Tuesday, August 12, 2014

Why does DelDOT repave good, smooth roads?

A major concern among our followers is DelDOT's penchant for repaving roads that show few signs of wear or distress. Several examples have been noted over the past several years, including some where we collected before and after photos. Among the most recent is Harmony Road in Ogletown, currently being stripped (milled) of its surface, in preparation for fresh blacktop.

A wide angle view of the Harmony Road/Ruthar Drive intersection reveals little, if anything in the way of potholes, cracks, or uneven road surface. Area readers are at a loss to understand how or why this road needs repaving, but it is currently being done.

A closer look at the lanes on Harmony Road shows an excellent road surface. What few potholes or cracks there are could easily be patched, as opposed to repaving the entire road.

Old Ogletown Road, undergoing the milling (surface grinding) process a few years back. What appears to be a perfectly smooth surface was stripped and replaced.

Marrows Road in Newark also had its nice and smooth surface removed a few years ago, and replaced with fresh blacktop. In the photo above, the shoulders still remained - in perfect condition - but these too were milled and resurfaced shortly thereafter.

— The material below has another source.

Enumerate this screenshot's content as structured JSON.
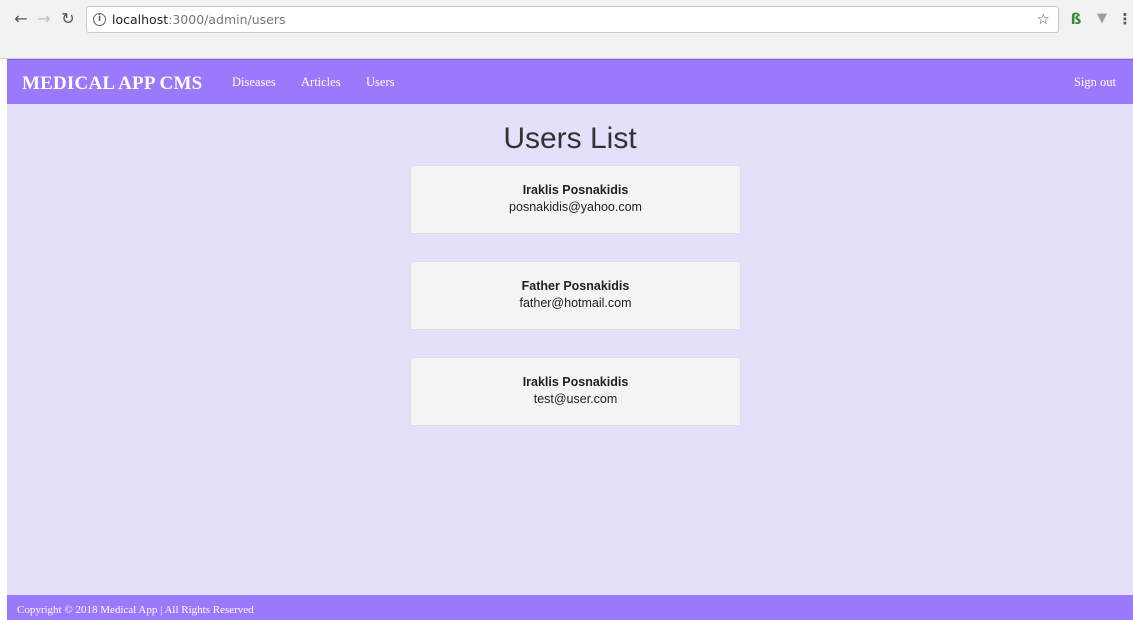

So why are they doing this? Removal and replacement of a road's surface is very costly, yet funding is supposed to be tight. Advocates are routinely told there is little money available for desperately needed projects like the Route 72 sidepath. And, not to mention, DelDOT's solvency is in question right now given a lack of reliable income.

So, we contacted DelDOT to inquire, and received this very thoughtful response:

In order to determine which roads will be worked on, a condition survey of every state-maintained road segment is performed every other year. This survey, which uses both computer based and visual measurements, that evaluates the condition of the roadway segment based on the severity and extent of pavement distresses such as cracking or rutting. The pavement management section prioritizes roadways using this condition data as well as other factors which include the amount of traffic on the road, the functional classification of the road, the facilities that are accessed from that road (employment centers, schools, fire houses, etc), and other circumstances that must be considered (project linkage, overall route continuity). A survey is performed by Pavement Management staff evaluating the roadway and a numerical value is assigned in each category.  We have a priority formula which uses these values to give each roadway segment a score. Road segments with a higher score are given higher priority. The highest scoring segments are reviewed in the field a second time by representatives throughout the department and a final treatment/plan for rehab is decided.

The Pavement and Rehabilitation program strives to maintain the condition of Delaware's roadways by systematically identifying candidates for rehabilitation and determining the most cost effective treatment. The program provides rehabilitation in the form of pavement preservation (patching, sealing, micro-surfacing, thinner overlays), replacement (mill and overlay), or reconstruction (cold in-place recycling, or full-depth reclamation). Because the cost of repairs increases disproportionately as the pavement condition worsens, it is important to balance rehabilitation work such that roads that may be in fair to good condition receive cost-effective preservation treatments, and poor condition roads are more substantially rehabilitated each year. The preservation treatments extend the life of the pavement, and result in not spending the annual budget on fixing only a few roads that are rated "poor".

To which I responded:

Thank you so much for the very thoughtful response. I have lived in several states, and traveled most others at some point, and can honestly say that I have never seen a system that pre-empts future deterioration and spending by replacing a good existing surface. It's usually moderate to severe deterioration and then act. North Jersey in particular is very bad, with roads rarely repaved until the surface is cratered throughout. Wheel alignment is all but a racket up there, yet property taxes are 5-7x higher than here in DE.

Even with your detailed explanation, it is still hard to wrap our heads around the removal and replacement of a smooth road surface. I have taken many pictures before and after, even the milling machine at one point on Old Ogletown Rd. As walking and bicycling advocates, we are routinely advised that funds are insufficient to include, i.e., the re-surfacing of parallel side paths as part of a road rehab project even when said paths are a safety hazard. This is our primary motivation for getting in touch on this issue.

Above: Sunset Lake Road/Route 72. Now here's a road that is far more in need of repaving than Harmony Road. Yet, DelDOT only recently installed rumble strips, which seems to indicate that the road is not on the schedule - at least for this year. Additionally, the rumble strips in the area of Reybold Road leave far less than the required shoulder width (4') to safely ride behind them. This issue was addressed and fixed in Sussex County, but so far it appears, not in New Castle County.
4 Seasons Parkway in Bear is also in desperate need. This road is an excellent bike lane candidate, with many key connections to schools and services. Again, much worse condition than Harmony Road.